The team used a range of techniques to measure the effect they observed. These included a highly selective form of chromatography (separation of mixed compounds by diffusion in a fluid) called affinity column chromatography to isolate the attractant released by the egg; laser-based mass spectrometry, which uses lasers to identify what chemicals are in a sample; a quartz crystal microbalance, a sensitive microscopic weighing scale, to measure samples and how they change; and a high-speed camera to view sperm behavior in slow motion.

“With these methods we also found PMCA is responsible for regulating cellular calcium, whereas it was previously believed PMCA had no role in this,” continues Yoshida. “Now we know PMCA plays an important part in cellular function. It makes it a promising target for drug research.”

About this neuroscience research article

Funding: This work was supported by JSPS KAKENHI to MY (grant number 15H04398).

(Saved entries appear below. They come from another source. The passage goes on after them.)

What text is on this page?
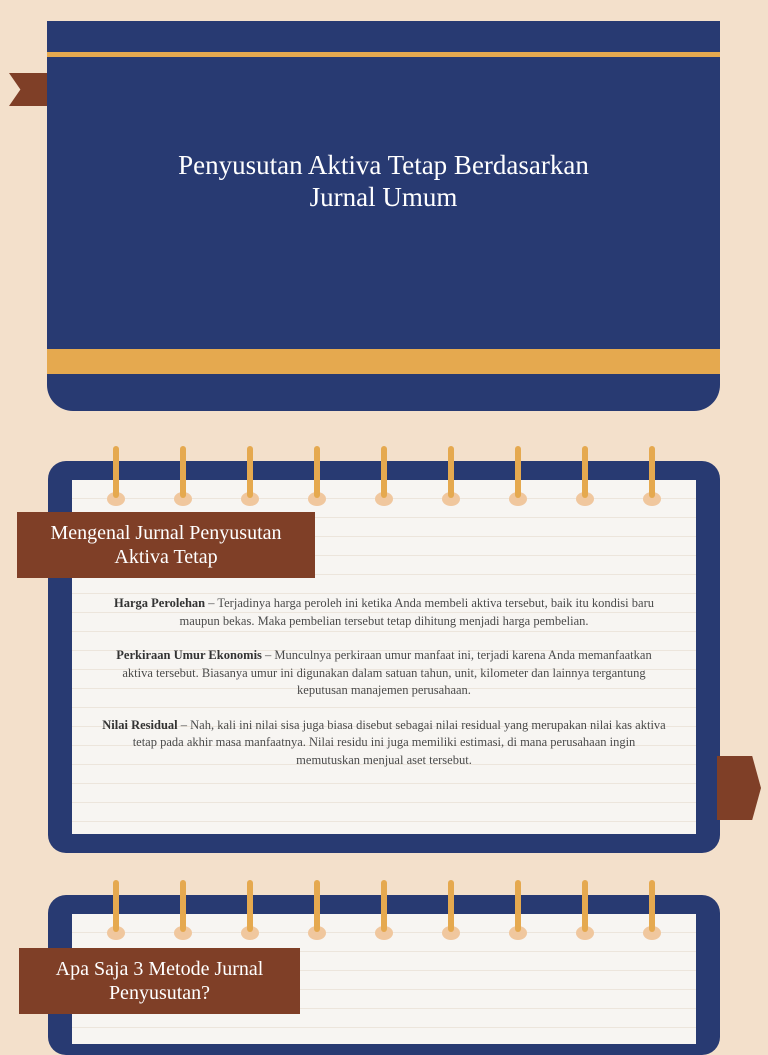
Penyusutan Aktiva Tetap Berdasarkan
Jurnal Umum
Mengenal Jurnal Penyusutan
Aktiva Tetap

Harga Perolehan – Terjadinya harga peroleh ini ketika Anda membeli aktiva tersebut, baik itu kondisi baru maupun bekas. Maka pembelian tersebut tetap dihitung menjadi harga pembelian.

Perkiraan Umur Ekonomis – Munculnya perkiraan umur manfaat ini, terjadi karena Anda memanfaatkan aktiva tersebut. Biasanya umur ini digunakan dalam satuan tahun, unit, kilometer dan lainnya tergantung keputusan manajemen perusahaan.

Nilai Residual – Nah, kali ini nilai sisa juga biasa disebut sebagai nilai residual yang merupakan nilai kas aktiva tetap pada akhir masa manfaatnya. Nilai residu ini juga memiliki estimasi, di mana perusahaan ingin memutuskan menjual aset tersebut.

Apa Saja 3 Metode Jurnal
Penyusutan?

Source: Manabu Yoshida – University of Tokyo
Publisher: Organized by NeuroscienceNews.com.
Image Source: NeuroscienceNews.com image is credited to Manabu Yoshida, The University of Tokyo.
Original Research: Open access research for “Ca2+ efflux via plasma membrane Ca2+-ATPase mediates chemotaxis in ascidian sperm” by Kaoru Yoshida, Kogiku Shiba, Ayako Sakamoto, Jumpei Ikenaga, Shigeru Matsunaga, Kazuo Inaba & Manabu Yoshida in Scientific Reports. Published November 9 2018.
doi:10.1038/s41598-018-35013-2

Cite This NeuroscienceNews.com Article
University of Tokyo”How Sperm Find Their Way.” NeuroscienceNews. NeuroscienceNews, 15 November 2018.
<http://neurosciencenews.com/sperm-navigation-10211/>.
University of Tokyo(2018, November 15). How Sperm Find Their Way. NeuroscienceNews. Retrieved November 15, 2018 from http://neurosciencenews.com/sperm-navigation-10211/
University of Tokyo”How Sperm Find Their Way.” http://neurosciencenews.com/sperm-navigation-10211/ (accessed November 15, 2018).

Abstract

Ca2+ efflux via plasma membrane Ca2+-ATPase mediates chemotaxis in ascidian sperm

When a spermatozoon shows chemotactic behavior, transient [Ca2+]i increases in the spermatozoon are induced by an attractant gradient. The [Ca2+]i increase triggers a series of stereotypic responses of flagellar waveforms that comprise turning and straight-swimming. However, the molecular mechanism of [Ca2+]i modulation controlled by the attractants is not well defined. Here, we examined receptive mechanisms for the sperm attractant, SAAF, in the ascidian, Ciona intestinalis, and identified a plasma membrane Ca2+-ATPase (PMCA) as a SAAF-binding protein. PMCA is localized in sperm flagella membranes and seems to interact with SAAF through basic amino acids located in the second and third extracellular loops. ATPase activity of PMCA was enhanced by SAAF, and PMCA inhibitors, 5(6)-Carboxyeosin diacetate and Caloxin 2A1, inhibited chemotactic behavior of the sperm. Furthermore, Caloxin 2A1 seemed to inhibit efflux of [Ca2+]i in the sperm, and SAAF seemed to competitively reduce the effect of Caloxin 2A1. On the other hand, chemotactic behavior of the sperm was disordered not only at low-Ca2+, but also at high-Ca2+ conditions. Thus, PMCA is a potent candidate for the SAAF receptor, and direct control of Ca2+ efflux via PMCA is a fundamental mechanism to mediate chemotactic behavior in the ascidian spermatozoa.